Теперь вход Саймону был открыт только в одну бамфордскую пивную, самую грязную и пользующуюся дурной славой. Владелец пивной, старый брюзга и мизантроп, почитал за счастье, если в общем зале собиралось с полдюжины посетителей. Впрочем, к своим немногочисленным клиентам он относился с явным презрением. Он не запрещал Саймону пить в его заведении. Ему было все равно, кто к нему приходит. Его паб не был фирменным, то есть он не получал пиво от какой-либо крупной пивоваренной компании. Здесь не варили и свое пиво. А потому владелец пивной мог ни перед кем не отчитываться.
Вечером в четверг, через неделю после происшествия на рыночной площади, Саймон сидел один в мрачном углу. Он всегда садился за один и тот же столик. Владелец пивной, облокотившись о барную стойку, читал газету. В дальнем углу пили двое пожилых завсегдатаев в кепках, а за столиком у двери нашла приют крашеная блондинка, которую, как и Саймона, отовсюду выперли. Сегодня ей улыбнулось счастье. Ей удалось подцепить одинокого скучающего бизнесмена, приехавшего в Бамфорд по делам. Сейчас блондинка, пользуясь щедростью своего нового приятеля, с бешеной скоростью поглощала чинзано с лимонадом.
Вокруг Саймона сгущалась мрачная атмосфера, чему способствовало и невкусное, горькое пиво цвета слабозаваренного чая. Владелец пивной называл его «светлое». Но поскольку грязь в пивной царила страшная, пиво с таким же успехом могло оказаться и «темным». Саймона заботил завтрашний день. Ему предстоит давать показания перед коронером и жюри присяжных. Коронер устроит ему перекрестный допрос и попытается подловить на противоречиях. Наверняка попробует доказать, что в его действиях прослеживается злой умысел. Но он ничего им не скажет. Колин его проинструктировал: надо держаться только самых основных фактов. Главное — не забывать, что стерва свалилась с лошади у всех на виду.
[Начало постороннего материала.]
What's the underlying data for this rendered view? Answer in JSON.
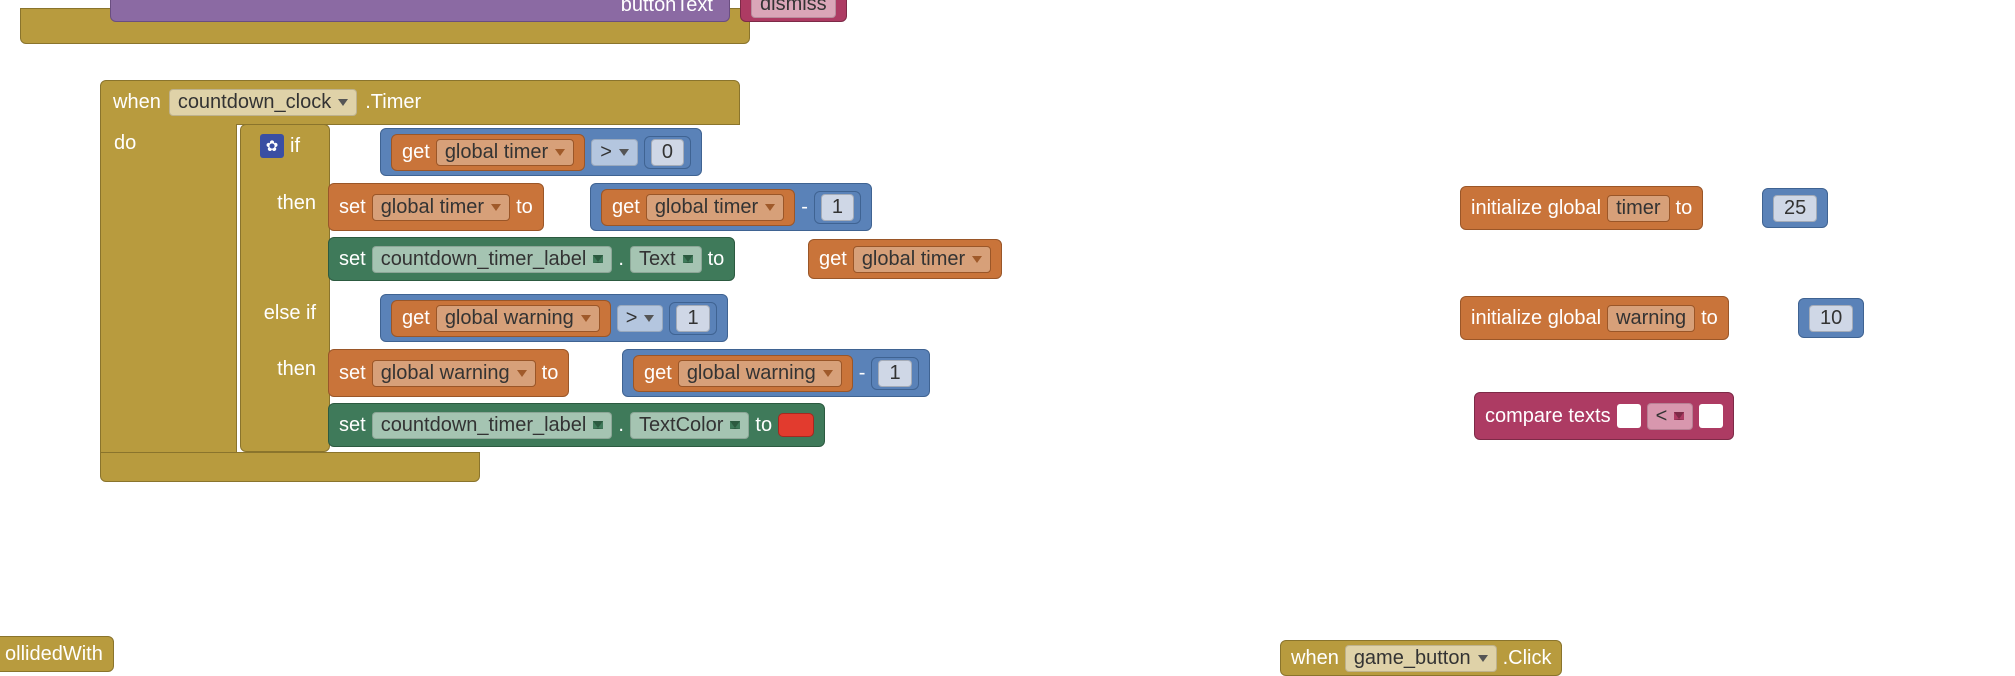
{
  "top_fragment": {
    "label": "buttonText",
    "pill": "dismiss"
  },
  "event_handler": {
    "when": "when",
    "component": "countdown_clock",
    "event": ".Timer",
    "do": "do",
    "if_block": {
      "if": "if",
      "cond1": {
        "get": "get",
        "var": "global timer",
        "op": ">",
        "val": "0"
      },
      "then1": "then",
      "stmt1a": {
        "set": "set",
        "var": "global timer",
        "to": "to",
        "rhs": {
          "get": "get",
          "rvar": "global timer",
          "minus": "-",
          "val": "1"
        }
      },
      "stmt1b": {
        "set": "set",
        "comp": "countdown_timer_label",
        "dot": ".",
        "prop": "Text",
        "to": "to",
        "rhs": {
          "get": "get",
          "rvar": "global timer"
        }
      },
      "elseif": "else if",
      "cond2": {
        "get": "get",
        "var": "global warning",
        "op": ">",
        "val": "1"
      },
      "then2": "then",
      "stmt2a": {
        "set": "set",
        "var": "global warning",
        "to": "to",
        "rhs": {
          "get": "get",
          "rvar": "global warning",
          "minus": "-",
          "val": "1"
        }
      },
      "stmt2b": {
        "set": "set",
        "comp": "countdown_timer_label",
        "dot": ".",
        "prop": "TextColor",
        "to": "to"
      }
    }
  },
  "globals": {
    "timer": {
      "init": "initialize global",
      "name": "timer",
      "to": "to",
      "val": "25"
    },
    "warning": {
      "init": "initialize global",
      "name": "warning",
      "to": "to",
      "val": "10"
    }
  },
  "compare": {
    "label": "compare texts",
    "op": "<"
  },
  "bottom_left_fragment": "ollidedWith",
  "bottom_right": {
    "when": "when",
    "comp": "game_button",
    "event": ".Click"
  }
}
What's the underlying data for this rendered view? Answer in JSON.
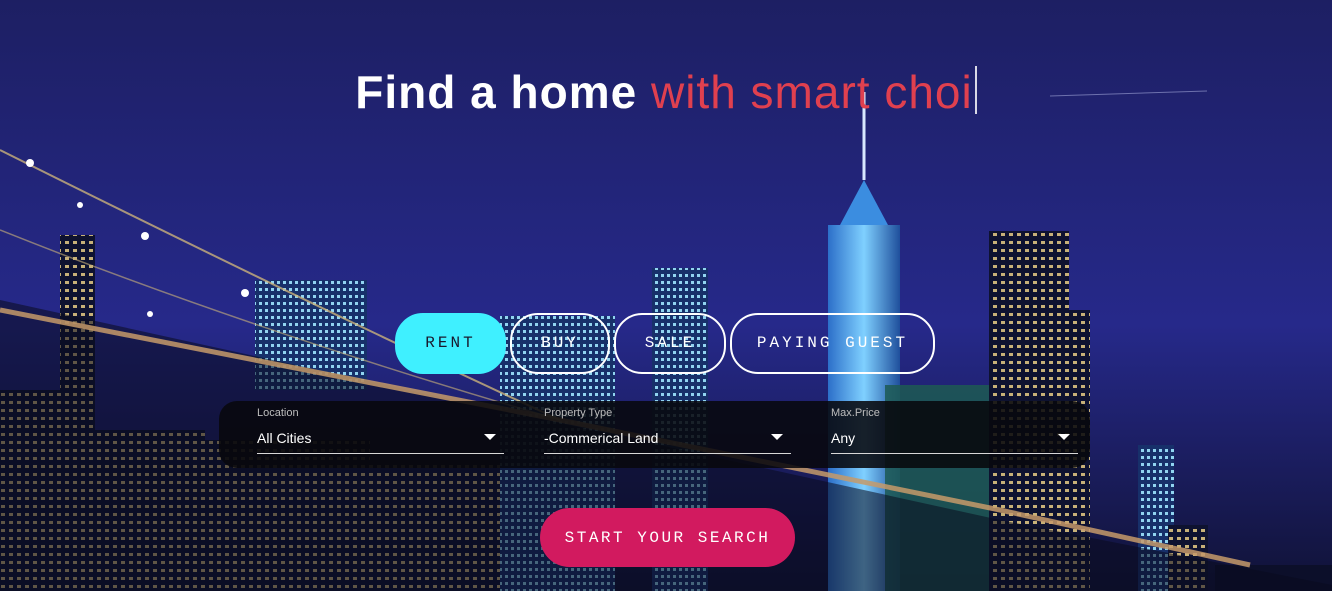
{
  "hero": {
    "headline_strong": "Find a home",
    "headline_accent": "with smart choi"
  },
  "tabs": [
    {
      "label": "RENT",
      "active": true
    },
    {
      "label": "BUY",
      "active": false
    },
    {
      "label": "SALE",
      "active": false
    },
    {
      "label": "PAYING GUEST",
      "active": false
    }
  ],
  "search": {
    "fields": [
      {
        "label": "Location",
        "value": "All Cities"
      },
      {
        "label": "Property Type",
        "value": "-Commerical Land"
      },
      {
        "label": "Max.Price",
        "value": "Any"
      }
    ],
    "submit_label": "START YOUR SEARCH"
  },
  "colors": {
    "accent": "#e0404f",
    "active_tab": "#3ff0ff",
    "cta": "#d21a5f",
    "night_sky": "#1b1d5e"
  }
}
Невозможно не признать очевидное. Однако нужно отрицать, что он собирался причинить ей вред. Говорить четко, быть откровенным и смотреть им в глаза. Не давать себя запутать. Обязательно упомянуть о том, что он сожалеет о случившемся, и выразить соболезнования родственникам. Последнее будет сделать трудно, извинения для него как кость в горле, но Колин настаивал. Надо выразить свои соболезнования. Кто мог предположить, что она упадет?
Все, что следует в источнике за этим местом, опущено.